A su vez, Nancy ya había sufrido en otras ocasiones violencia en el marco de una relación. Había podido salir y estaba tratando de reconstruir su vida, acompañada de amigas, pero en total soledad en lo que refiere a un acompañamiento por parte del Estado. Efectivamente, las aéreas de género de los municipios se encuentran totalmente vaciadas, sin presupuesto para atender la enorme demanda de asistencia integral (legal, psicológica, médica, económica) que las mujeres requerimos para salir de las distintas situaciones de violencia que atravesamos cotidianamente.

Por ejemplo, en Lomas de Zamora, donde vivía Nancy, existe un solo “refugio” (el Fátima Catan) que actualmente solo recibe a mujeres en situación de riesgo de vida, debido a la falta de espacio y de personal para atender a las cientos de mujeres que llegan cada día desde los barrios más pobres del distrito, y también de otros lugares de la zona sur a buscar ayuda. El Ministerio de la Mujer de la Provincia, comandado por Estela Díaz, es cartón pintado. Los anuncios de las políticas “contra la violencia” que ha hecho (en espejo con su par a nivel nacional, Elizabeth Gómez Alcorta) son un puñado de subsidios miserables que no llegan ni a paliativos; mientras ocurre un femicidio cada 32 horas y ya llevamos en este 2021 la brutal cifra de 279 mujeres asesinadas.

No al FMI, basta de hambre y femicidios, el 11 todas a las calles

Así como miles de mujeres en todo el país nos movilizamos el último 25 de noviembre en otro día de lucha contra las violencias, también nos preparamos para movilizarnos este 11 de diciembre contra el acuerdo del gobierno de Alberto Fernández, la oposición patronal y el FMI. No podemos separar la lucha contra la violencia de género y la lucha contra el pago de la deuda, porque el pacto con el FMI solo puede significar más ajuste y más ataques al conjunto de las y los trabajadores.

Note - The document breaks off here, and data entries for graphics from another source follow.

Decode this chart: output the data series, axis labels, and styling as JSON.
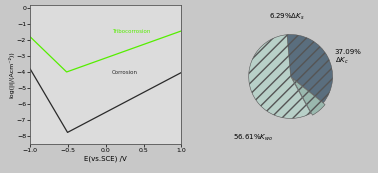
{
  "left_panel": {
    "xlabel": "E(vs.SCE) /V",
    "ylabel": "log(|i|/(Acm⁻²))",
    "xlim": [
      -1.0,
      1.0
    ],
    "ylim": [
      -8.5,
      0.2
    ],
    "yticks": [
      0,
      -1,
      -2,
      -3,
      -4,
      -5,
      -6,
      -7,
      -8
    ],
    "xticks": [
      -1.0,
      -0.5,
      0.0,
      0.5,
      1.0
    ],
    "corrosion_label": "Corrosion",
    "tribocorrosion_label": "Tribocorrosion",
    "corrosion_color": "#2a2a2a",
    "tribocorrosion_color": "#55ee00",
    "bg_color": "#dcdcdc"
  },
  "right_panel": {
    "slices": [
      37.09,
      6.29,
      56.61
    ],
    "label1": "37.09%",
    "label1b": "$\\Delta K_c$",
    "label2": "6.29%$\\Delta K_s$",
    "label3": "56.61%$K_{wo}$",
    "color1": "#5a6e7e",
    "color2": "#9ab8ae",
    "color3": "#b8d0c8",
    "startangle": 95,
    "bg_color": "#ffffff",
    "frame_color": "#aaaaaa"
  }
}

No solo el hambre y la desocupación son una forma de violencia hacia las mujeres trabajadoras y los niños y niñas de este país, sino que los golpes, los abusos y los femicidios encuentran en la miseria y la descomposición social el caldo de cultivo para desenvolverse. Las mujeres organizadas de manera independiente llevaremos a esa movilización el reclamo contra los femicidios y la exigencia de justicia por Nancy y por todas las víctimas de este régimen de barbarie que descarga sobre las mujeres pobres su peor cara.